With 80 percent of the precincts reporting, the amendment was winning approval, with 79 percent of the vote. Only in New Orleans, home to a politically strong gay community, did the race appear to be close; incomplete returns there showed slightly more voters opposing the measure than approving it.
Christian conservatives had conducted an intense grass-roots lobbying campaign for the amendment. Gene Mills of the Louisiana Family Forum outlined a statewide effort relying on word of mouth, meetings with pastors and some advertising.
The civil rights group Forum for Equality promised a legal challenge to the ban. A first round of court fights was turned away by state courts, saying that an election cannot be challenged until the vote is taken.
Forum for Equality attorney John Rawls said there are many possible grounds for challenging the results in state and federal court. One appeared Saturday, when voting machines were delivered late to some New Orleans precincts, keeping some people from casting ballots for hours. State director of elections Frances Sims said at least 59 precincts did not have voting machines when polls opened because officials with the New Orleans clerk of court's office failed to meet drivers who tried to deliver the machines earlier that morning. The problem was solved by midday.

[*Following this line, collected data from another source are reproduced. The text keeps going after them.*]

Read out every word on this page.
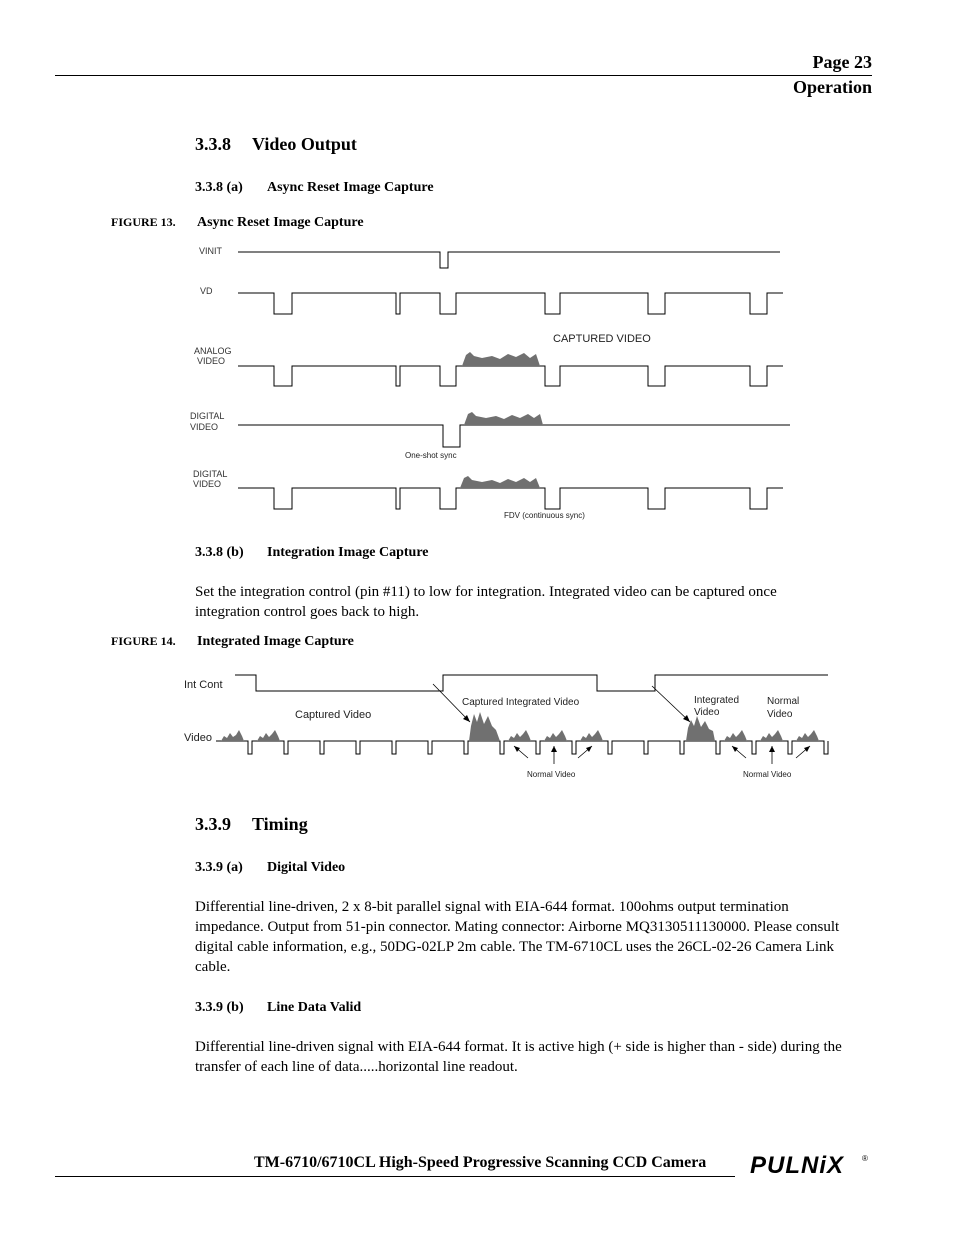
Page 23
Operation
3.3.8 Video Output
3.3.8 (a) Async Reset Image Capture
FIGURE 13. Async Reset Image Capture
VINIT
VD
ANALOG
VIDEO
DIGITAL
VIDEO
DIGITAL
VIDEO
CAPTURED VIDEO
One-shot sync
FDV (continuous sync)
3.3.8 (b) Integration Image Capture
Set the integration control (pin #11) to low for integration. Integrated video can be captured once integration control goes back to high.
FIGURE 14. Integrated Image Capture
Int Cont
Video
Captured Video
Captured Integrated Video	Integrated
Video
Normal
Video
Normal Video	Normal Video
3.3.9 Timing
3.3.9 (a) Digital Video
Differential line-driven, 2 x 8-bit parallel signal with EIA-644 format. 100ohms output termination impedance. Output from 51-pin connector. Mating connector: Airborne MQ3130511130000. Please consult digital cable information, e.g., 50DG-02LP 2m cable. The TM-6710CL uses the 26CL-02-26 Camera Link cable.
3.3.9 (b) Line Data Valid
Differential line-driven signal with EIA-644 format. It is active high (+ side is higher than - side) during the transfer of each line of data.....horizontal line readout.
TM-6710/6710CL High-Speed Progressive Scanning CCD Camera PULNiX ®
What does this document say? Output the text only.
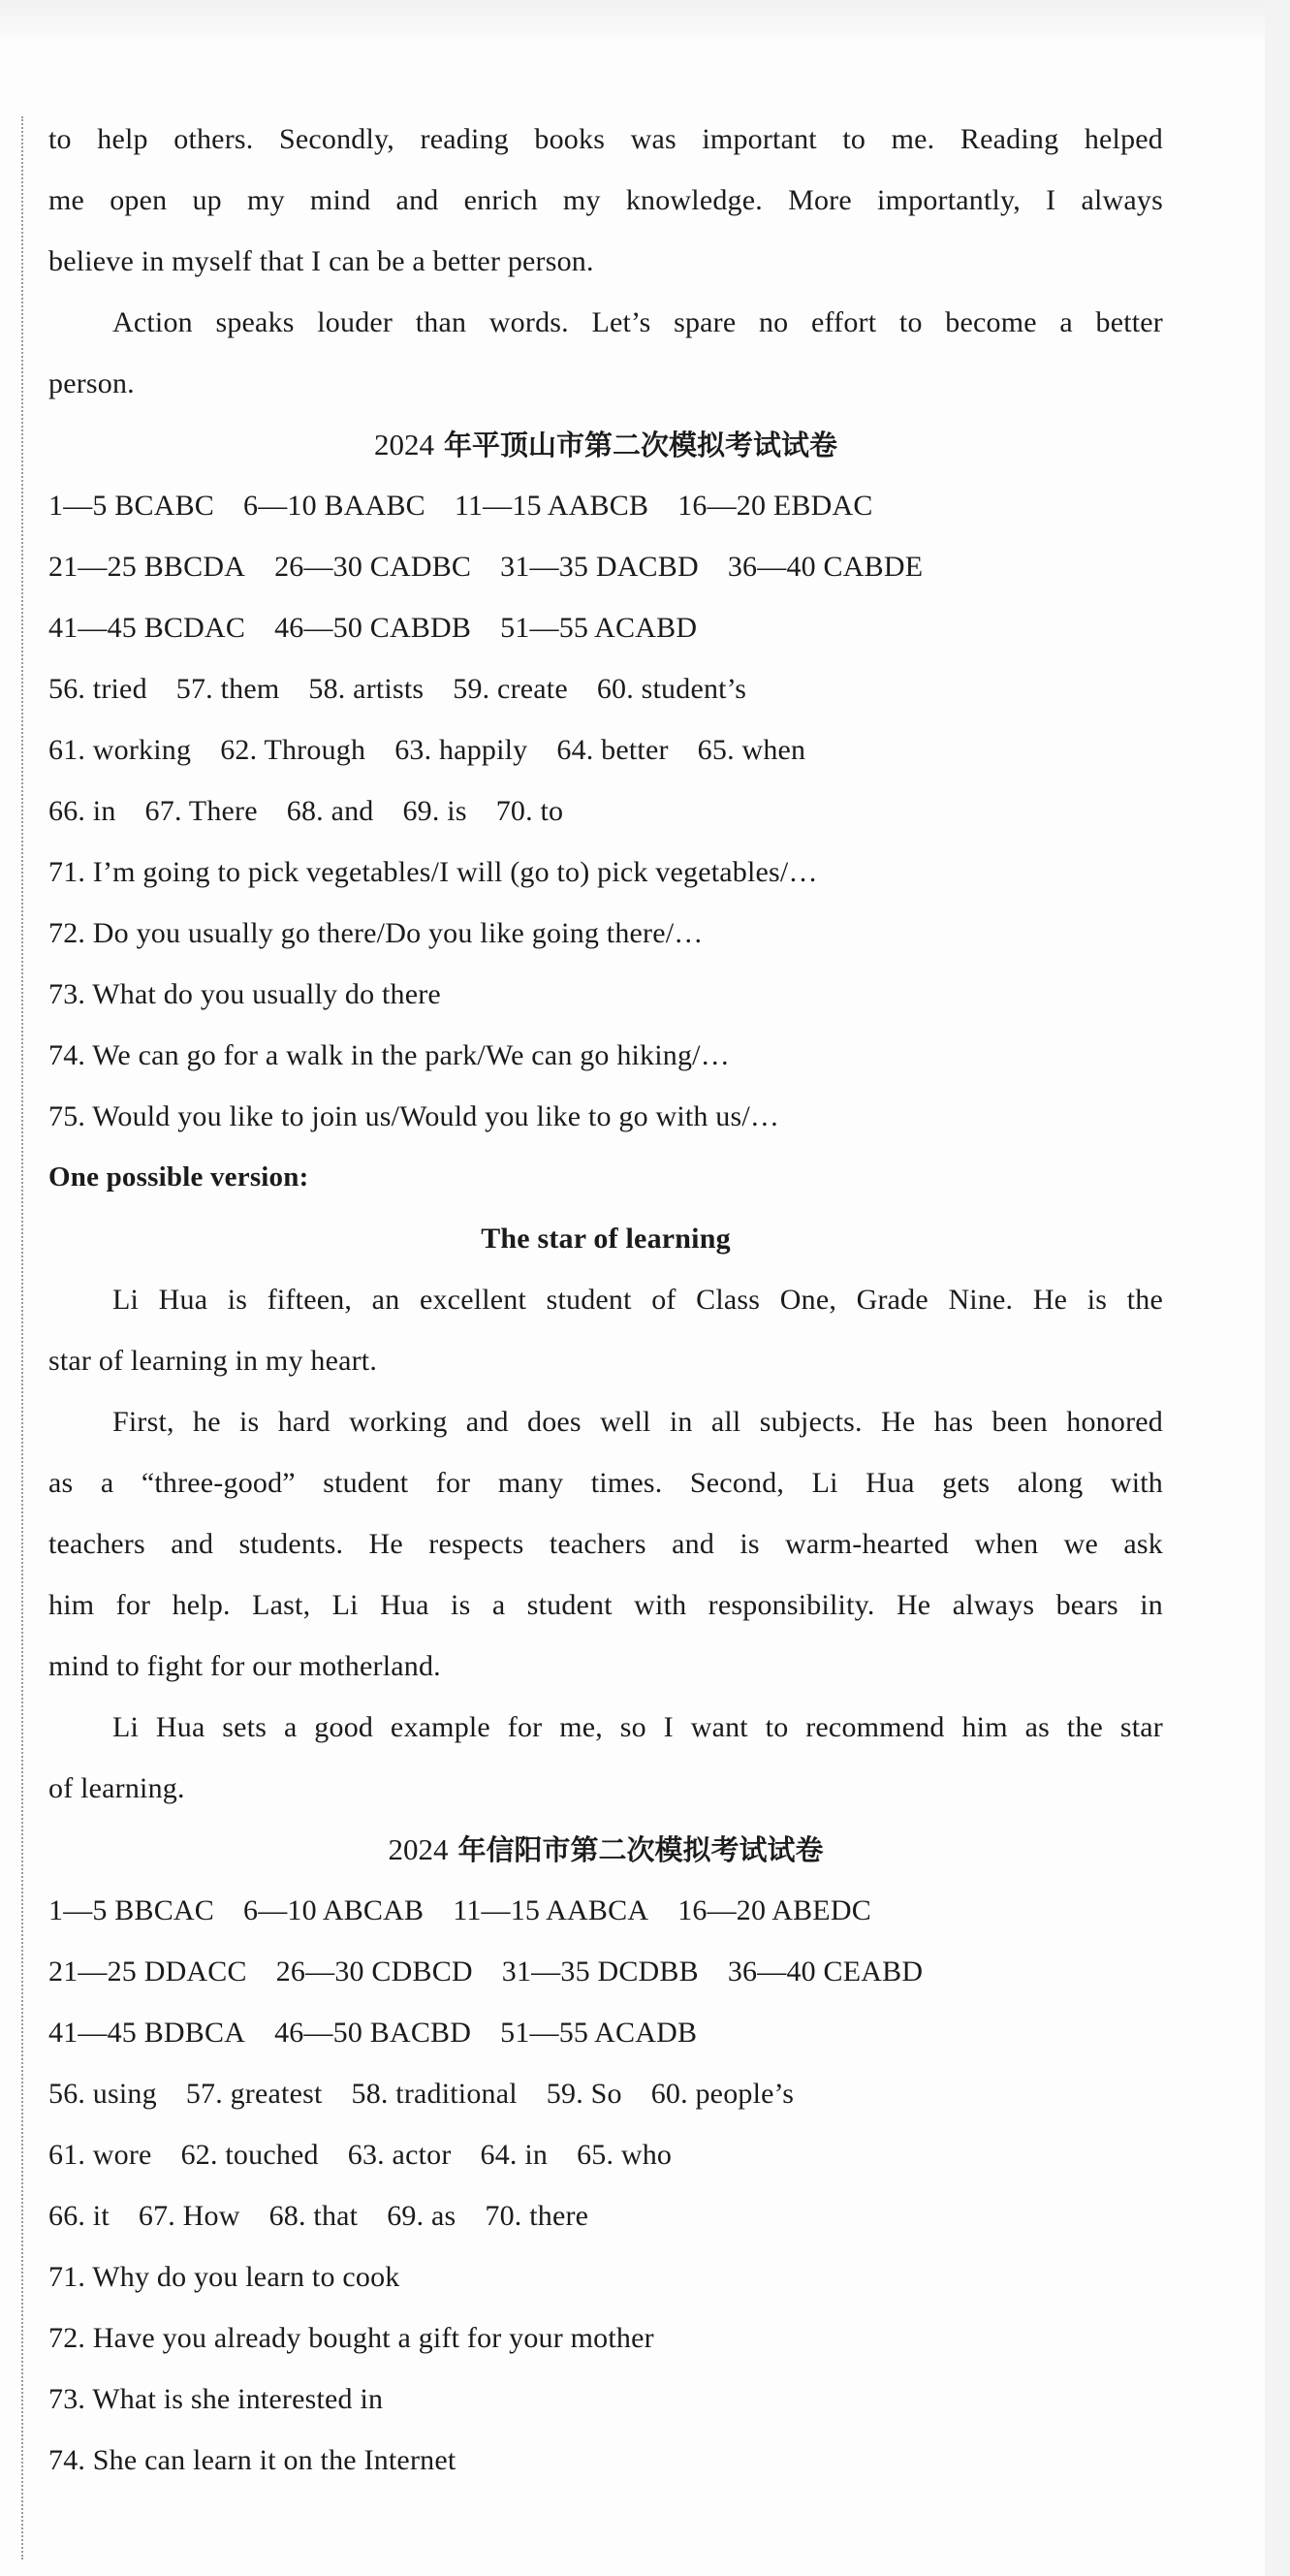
to help others. Secondly, reading books was important to me. Reading helped
me open up my mind and enrich my knowledge. More importantly, I always
believe in myself that I can be a better person.
Action speaks louder than words. Let’s spare no effort to become a better
person.
2024 年平顶山市第二次模拟考试试卷
1—5 BCABC 6—10 BAABC 11—15 AABCB 16—20 EBDAC
21—25 BBCDA 26—30 CADBC 31—35 DACBD 36—40 CABDE
41—45 BCDAC 46—50 CABDB 51—55 ACABD
56. tried 57. them 58. artists 59. create 60. student’s
61. working 62. Through 63. happily 64. better 65. when
66. in 67. There 68. and 69. is 70. to
71. I’m going to pick vegetables/I will (go to) pick vegetables/…
72. Do you usually go there/Do you like going there/…
73. What do you usually do there
74. We can go for a walk in the park/We can go hiking/…
75. Would you like to join us/Would you like to go with us/…
One possible version:
The star of learning
Li Hua is fifteen, an excellent student of Class One, Grade Nine. He is the
star of learning in my heart.
First, he is hard working and does well in all subjects. He has been honored
as a “three-good” student for many times. Second, Li Hua gets along with
teachers and students. He respects teachers and is warm-hearted when we ask
him for help. Last, Li Hua is a student with responsibility. He always bears in
mind to fight for our motherland.
Li Hua sets a good example for me, so I want to recommend him as the star
of learning.
2024 年信阳市第二次模拟考试试卷
1—5 BBCAC 6—10 ABCAB 11—15 AABCA 16—20 ABEDC
21—25 DDACC 26—30 CDBCD 31—35 DCDBB 36—40 CEABD
41—45 BDBCA 46—50 BACBD 51—55 ACADB
56. using 57. greatest 58. traditional 59. So 60. people’s
61. wore 62. touched 63. actor 64. in 65. who
66. it 67. How 68. that 69. as 70. there
71. Why do you learn to cook
72. Have you already bought a gift for your mother
73. What is she interested in
74. She can learn it on the Internet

Julius Green, 58, said he went to his polling place in New Orleans's Bywater neighborhood about 10 a.m. and found no voting machines -- just a crowd. "I am angry. I'm very angry," Green said.
Louisiana already has a law stating that marriage can only be between a man and woman, but supporters of the amendment want to protect that restriction in the state constitution. The amendment would also prohibit state officials and courts from recognizing out-of-state marriages and civil unions between homosexuals.